Istruzione, Soru a Siniscola: «Scuola dev’essere la più importante
infrastruttura della Sardegna»
«L’istruzione è la massima forma di giustizia sociale e la più
importante infrastruttura su cui la Sardegna deve investire per
assicurarsi un futuro, anche grazie a un piano straordinario per la
scuola». Con queste parole, Renato Soru ha chiuso ieri sera a Siniscola
l’incontro dedicato a “Dispersione scolastica e politiche attive del
lavoro”. Nella sala della Fondazione Farris Tedde, con l’organizzazione
del Partito della Rifondazione comunista, il candidato presidente della
Coalizione sarda ha partecipato a un dibattito che ha visto intervenire
insegnanti, sindacalisti, esponenti politici locali e il segretario
regionale del PRC Enrico Lai. Tutti hanno ribadito le condizioni
disastrose del sistema dell’istruzione e formazione nell’isola e
richiamato l’attenzione sulle azioni che la Regione può intraprendere
per combattere la dispersione scolastica e mettere in moto iniziative di
inclusione sociale e rafforzamento delle competenze utili per l’ingresso
nel mondo del lavoro.
«Negli anni ‘60 e ‘70 – ha detto Soru – pensavamo che la petrolchimica e
la grande industria avrebbero permesso alla Sardegna di uscire dal
sottosviluppo. Oggi invece, anche con l’opportunità data dai 10 miliardi
di euro di risorse europee da spendere entro il 2027, la nostra
intelligenza deve diventare la nostra grande industria intangibile.
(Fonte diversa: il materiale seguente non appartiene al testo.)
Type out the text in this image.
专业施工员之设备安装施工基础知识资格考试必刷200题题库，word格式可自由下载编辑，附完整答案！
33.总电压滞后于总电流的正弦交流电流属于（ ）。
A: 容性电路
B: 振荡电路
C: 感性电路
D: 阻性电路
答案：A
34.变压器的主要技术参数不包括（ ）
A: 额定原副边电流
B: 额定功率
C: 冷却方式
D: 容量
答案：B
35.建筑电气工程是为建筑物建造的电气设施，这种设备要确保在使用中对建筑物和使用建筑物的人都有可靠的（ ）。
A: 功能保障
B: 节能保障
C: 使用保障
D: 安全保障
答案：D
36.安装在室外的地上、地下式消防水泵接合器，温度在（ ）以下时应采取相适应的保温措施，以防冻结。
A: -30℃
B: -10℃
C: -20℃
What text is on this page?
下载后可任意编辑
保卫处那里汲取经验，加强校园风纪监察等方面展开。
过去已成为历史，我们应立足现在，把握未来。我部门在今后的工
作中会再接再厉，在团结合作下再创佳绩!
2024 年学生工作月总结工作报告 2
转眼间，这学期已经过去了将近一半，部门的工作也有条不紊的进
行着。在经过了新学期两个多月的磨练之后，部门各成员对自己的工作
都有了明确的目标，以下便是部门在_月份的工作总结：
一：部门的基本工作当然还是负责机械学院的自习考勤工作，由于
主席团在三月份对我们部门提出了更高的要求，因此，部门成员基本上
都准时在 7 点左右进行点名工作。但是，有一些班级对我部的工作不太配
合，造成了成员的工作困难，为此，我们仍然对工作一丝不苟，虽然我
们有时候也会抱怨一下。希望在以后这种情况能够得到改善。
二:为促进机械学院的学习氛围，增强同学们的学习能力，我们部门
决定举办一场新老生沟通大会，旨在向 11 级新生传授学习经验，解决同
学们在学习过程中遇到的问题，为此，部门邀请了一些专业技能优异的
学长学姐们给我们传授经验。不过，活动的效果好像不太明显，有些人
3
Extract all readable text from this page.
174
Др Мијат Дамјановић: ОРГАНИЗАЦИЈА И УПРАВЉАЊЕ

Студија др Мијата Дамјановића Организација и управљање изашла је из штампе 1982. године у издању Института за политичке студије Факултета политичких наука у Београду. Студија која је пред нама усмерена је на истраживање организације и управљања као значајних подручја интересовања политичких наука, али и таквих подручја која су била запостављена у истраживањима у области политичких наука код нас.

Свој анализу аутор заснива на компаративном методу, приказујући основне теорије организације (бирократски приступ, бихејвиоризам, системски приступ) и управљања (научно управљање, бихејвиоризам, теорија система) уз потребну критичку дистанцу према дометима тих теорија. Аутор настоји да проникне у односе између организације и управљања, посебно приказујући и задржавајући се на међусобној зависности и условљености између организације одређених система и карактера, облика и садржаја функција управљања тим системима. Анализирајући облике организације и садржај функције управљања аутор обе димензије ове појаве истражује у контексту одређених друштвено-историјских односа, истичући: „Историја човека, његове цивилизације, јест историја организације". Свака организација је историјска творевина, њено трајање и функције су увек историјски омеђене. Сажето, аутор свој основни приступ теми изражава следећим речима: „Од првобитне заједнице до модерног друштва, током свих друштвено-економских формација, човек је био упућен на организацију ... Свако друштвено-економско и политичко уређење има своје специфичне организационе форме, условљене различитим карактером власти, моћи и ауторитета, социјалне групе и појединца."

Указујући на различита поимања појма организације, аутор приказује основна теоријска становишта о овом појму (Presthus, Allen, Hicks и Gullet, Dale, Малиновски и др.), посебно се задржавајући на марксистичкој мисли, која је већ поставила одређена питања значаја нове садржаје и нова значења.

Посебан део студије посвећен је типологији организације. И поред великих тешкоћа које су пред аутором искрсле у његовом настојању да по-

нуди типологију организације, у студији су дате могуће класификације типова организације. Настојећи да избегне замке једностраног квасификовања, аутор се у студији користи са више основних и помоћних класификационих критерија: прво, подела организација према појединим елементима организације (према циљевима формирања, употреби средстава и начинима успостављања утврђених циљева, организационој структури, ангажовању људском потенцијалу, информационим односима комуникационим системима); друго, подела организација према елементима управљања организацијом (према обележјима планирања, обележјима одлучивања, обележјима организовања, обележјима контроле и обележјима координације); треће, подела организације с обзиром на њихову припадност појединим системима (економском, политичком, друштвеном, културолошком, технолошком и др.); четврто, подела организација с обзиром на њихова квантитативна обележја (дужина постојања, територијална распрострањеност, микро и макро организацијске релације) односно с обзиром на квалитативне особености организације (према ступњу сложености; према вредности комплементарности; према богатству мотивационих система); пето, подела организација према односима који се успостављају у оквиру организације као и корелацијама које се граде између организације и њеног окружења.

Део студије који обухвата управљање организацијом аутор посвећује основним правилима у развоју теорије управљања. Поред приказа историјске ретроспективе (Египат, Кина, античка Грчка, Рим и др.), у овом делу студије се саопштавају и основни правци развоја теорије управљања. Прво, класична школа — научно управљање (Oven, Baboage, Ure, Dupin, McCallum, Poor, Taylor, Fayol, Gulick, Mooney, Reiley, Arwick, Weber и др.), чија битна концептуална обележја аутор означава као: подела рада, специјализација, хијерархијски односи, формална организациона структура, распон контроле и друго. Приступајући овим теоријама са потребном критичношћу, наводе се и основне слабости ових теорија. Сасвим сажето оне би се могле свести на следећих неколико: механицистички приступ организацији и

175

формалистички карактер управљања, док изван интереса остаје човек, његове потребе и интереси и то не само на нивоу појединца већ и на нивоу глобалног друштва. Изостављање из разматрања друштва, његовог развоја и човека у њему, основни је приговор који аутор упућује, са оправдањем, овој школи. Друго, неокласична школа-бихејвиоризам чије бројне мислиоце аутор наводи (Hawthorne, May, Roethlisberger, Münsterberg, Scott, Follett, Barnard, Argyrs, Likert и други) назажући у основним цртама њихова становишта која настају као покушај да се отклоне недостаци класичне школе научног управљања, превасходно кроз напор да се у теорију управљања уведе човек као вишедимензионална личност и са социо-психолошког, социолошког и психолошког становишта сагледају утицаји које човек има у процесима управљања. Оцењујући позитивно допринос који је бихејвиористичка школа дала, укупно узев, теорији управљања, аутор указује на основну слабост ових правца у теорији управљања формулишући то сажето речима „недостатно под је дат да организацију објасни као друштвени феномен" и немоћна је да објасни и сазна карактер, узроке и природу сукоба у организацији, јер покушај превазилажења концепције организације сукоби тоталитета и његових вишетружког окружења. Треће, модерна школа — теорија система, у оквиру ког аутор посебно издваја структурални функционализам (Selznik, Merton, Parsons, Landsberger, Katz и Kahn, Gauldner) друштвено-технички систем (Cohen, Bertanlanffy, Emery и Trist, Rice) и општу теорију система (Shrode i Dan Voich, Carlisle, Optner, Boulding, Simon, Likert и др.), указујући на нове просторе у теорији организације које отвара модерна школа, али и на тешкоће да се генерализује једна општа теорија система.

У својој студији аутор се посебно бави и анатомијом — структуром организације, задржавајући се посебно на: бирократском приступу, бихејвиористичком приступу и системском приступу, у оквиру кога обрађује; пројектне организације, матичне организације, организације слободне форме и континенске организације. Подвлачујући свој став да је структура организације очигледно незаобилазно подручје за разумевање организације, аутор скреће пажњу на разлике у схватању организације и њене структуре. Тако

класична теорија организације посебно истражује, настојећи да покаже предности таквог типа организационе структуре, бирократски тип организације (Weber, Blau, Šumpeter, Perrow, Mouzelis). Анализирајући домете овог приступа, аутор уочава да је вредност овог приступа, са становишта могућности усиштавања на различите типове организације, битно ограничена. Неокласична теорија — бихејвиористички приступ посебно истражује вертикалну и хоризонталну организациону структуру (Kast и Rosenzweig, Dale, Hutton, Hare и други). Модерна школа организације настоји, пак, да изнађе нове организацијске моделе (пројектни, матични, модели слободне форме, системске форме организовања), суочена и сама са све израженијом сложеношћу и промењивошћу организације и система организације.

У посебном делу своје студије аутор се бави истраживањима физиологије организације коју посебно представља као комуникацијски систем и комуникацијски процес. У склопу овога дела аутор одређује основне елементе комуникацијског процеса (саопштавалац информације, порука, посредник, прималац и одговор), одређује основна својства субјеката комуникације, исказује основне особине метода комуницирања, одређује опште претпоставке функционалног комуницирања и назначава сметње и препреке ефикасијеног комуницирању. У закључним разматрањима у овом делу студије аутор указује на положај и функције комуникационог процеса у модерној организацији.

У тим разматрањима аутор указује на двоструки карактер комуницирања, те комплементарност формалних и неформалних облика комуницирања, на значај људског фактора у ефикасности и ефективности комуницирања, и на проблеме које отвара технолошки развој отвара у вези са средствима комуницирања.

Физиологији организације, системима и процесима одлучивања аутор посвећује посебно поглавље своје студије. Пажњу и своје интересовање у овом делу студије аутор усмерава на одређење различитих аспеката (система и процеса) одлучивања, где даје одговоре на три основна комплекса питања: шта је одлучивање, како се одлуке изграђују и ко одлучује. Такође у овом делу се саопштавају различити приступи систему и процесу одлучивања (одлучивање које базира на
Nasce nelle nostre case e nelle nostre famiglie come in tutto il resto
d’Italia e del mondo, ma dobbiamo avere la pazienza di accudirla e
alimentarla fin dai primi anni di vita dei nostri ragazzi per metterla a
frutto e costruire un futuro migliore».
«La scuola è la prima infrastruttura che dobbiamo fare, più importante
di qualsiasi opera pubblica», ha spiegato il candidato presidente, che
poi ha passato in rassegna le proposte in merito della Coalizione sarda:
«Ci vogliono – ha detto – una nuova legge regionale sulla scuola e un
piano straordinario per l’istruzione, che prenda per mano i bambini
della prima elementare, impedisca che non si perdano, fornisca le
competenze necessarie nel mondo di oggi e li accompagni fino alla
laurea».
L’istruzione, secondo Renato Soru, «è la massima forma di giustizia
sociale, un patrimonio da garantire a tutti soprattutto a chi parte da
condizioni più difficili: dobbiamo aiutare le famiglie, i genitori e
fare in modo che anche i ragazzini usciti dalla scuola possano fiorire,
anche andandoli a recuperare uno per uno. Perché contrastare la
dispersione scolastica è la prima e fondamentale politica attiva per il
lavoro: se non interveniamo sulla dispersione, stiamo creando nuovi
problemi per il futuro».
«Dal 2000, con la riforma del titolo V– ha continuato Renato Soru -, la
Sardegna ha la competenza concorrente con lo Stato in tema di scuola ma
l’ha utilizzata poco o nulla. Abbiamo visto come lo Stato si sta
ritirando da tutto e pensa con cinismo solo a tagli, come per il nuovo
piano di dimensionamento scolastico di cui si discute in questi mesi.
Ecco – ha aggiunto –, va discussa una norma di attuazione che chiarisca
questa competenza concorrente regionale nella scuola: in modo che anche
su cose come il dimensionamento scolastico possiamo dire la nostra e nel
caso intervenire, anche con risorse. Perché non ha senso che un
dirigente gestisca 12 plessi scolastici: così la scuola è solo un
meccanismo che non è attento ai bisogni dei bambini».
Poi, «vogliamo una scuola che sia sempre aperta: a tempo pieno e aperta
fino a tardi per sottrarre i ragazzi dai bar in tutti dai bar ed essere,
soprattutto nei paesi, un luogo aperto, un presidio culturale e sociale
per i giovani e anche per i meno giovani, dove si possano fare
laboratori e seguire attività. E sono d’accordo con quanto è stato detto
stasera: le scuole devono essere belle, perché la bellezza educa e così
i ragazzi potranno imparare a vivere diversamente la scuola e ci
torneranno volentieri».
Infine, ha concluso il candidato presidente, «è fondamentale che la
lingua, la cultura e l’arte sarda vengano insegnate nelle scuole: i
ragazzi devono conoscere i luoghi dove crescono e devono avere quel
pezzo di cultura che a noi, nei nostri percorsi scolastici, è mancata».